Saturday, June 28, 2008

Transition

I graduated from fellowship yesterday. I will finally, FINALLY be done with my INTERMINABLE training. How many years have I have been working towards this goal? WAY too many. When all my college friends were binge drinking and partying all weekend, I was studying away in the library, worrying about MCATs, and wondering if I would ever get into med school. When all my friends post-college were traipsing around Manhattan, making way too much money i-banking industry and partying even harder than they did in college, I was dissecting cadavers, or getting into the hospital at the ungodly hour of 4 am to pre-round on my surgical patients. And as my friends were being promoted to managers, or vice presidents, and settling down and having kids, I was still the low- man on the totem pole - still pre-rounding on patients - still getting in early in the morning- still kissing someone else's ass and STILL doing all the work for very little or no glory (or financial recompensation!).

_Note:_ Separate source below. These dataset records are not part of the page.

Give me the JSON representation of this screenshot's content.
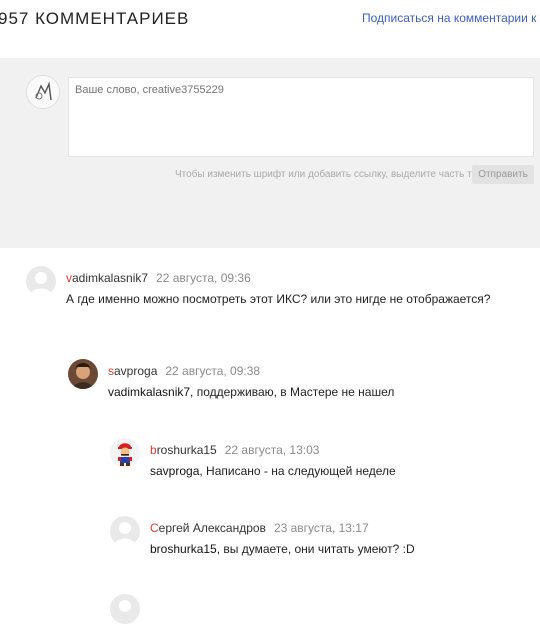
{
  "header": {
    "count": "957 КОММЕНТАРИЕВ",
    "subscribe": "Подписаться на комментарии к по"
  },
  "composer": {
    "placeholder": "Ваше слово, creative3755229",
    "hint": "Чтобы изменить шрифт или добавить ссылку, выделите часть текста.",
    "send_label": "Отправить"
  },
  "comments": [
    {
      "author_first": "v",
      "author_rest": "adimkalasnik7",
      "date": "22 августа, 09:36",
      "reply_to": "",
      "text": "А где именно можно посмотреть этот ИКС? или это нигде не отображается?"
    },
    {
      "author_first": "s",
      "author_rest": "avproga",
      "date": "22 августа, 09:38",
      "reply_to": "vadimkalasnik7,",
      "text": " поддерживаю, в Мастере не нашел"
    },
    {
      "author_first": "b",
      "author_rest": "roshurka15",
      "date": "22 августа, 13:03",
      "reply_to": "savproga,",
      "text": "  Написано - на следующей неделе"
    },
    {
      "author_first": "С",
      "author_rest": "ергей Александров",
      "date": "23 августа, 13:17",
      "reply_to": "broshurka15,",
      "text": " вы думаете, они читать умеют? :D"
    }
  ]
}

Well, here I am, on the precipice of a new life. We are pretty much all packed up and ready for the movers. Our entire house is in boxes and we've been eating off paper plates and sleeping without pillowcases (I know, totally gross) for the past several days. If I eat one more pizza or thai/chinese take out dinner my colon just might rot. While I felt many weeks of jubilation prior to this, now that the moment has finally arrived, I have so many mixed feelings. Sad to leave behind my work and personal friends. Nervous about leaving the world of academia, which I do love, and which has always loved me back. Flutterings of hope about living in Hawaii, where we will have more family support, better job/life balance, more financial stability, and the possibility of becoming enmeshed in a community...ah, transitions are always bittersweet moments. Despite our struggles for the past several years, we have had so many wonderful moments together as a family here in the east coast. I will miss our life and friends here so much, and for now I am just living in the moment - the boxes - the packing tape - the take out meals - but every so often, I look forward and dream of our life to come.

3 comments:

Julie said...

Congratulations Jen! Take some satisfaction in knowing that you finished training ahead of jbro. Good luck with the move and make sure you keep your guest room handy in Hawaii.

Anonymous said...

I have nothing to add...

Jamie said...

I'm with Jason - you said it all & well. Except you forgot to mention that ... YOU ROCK!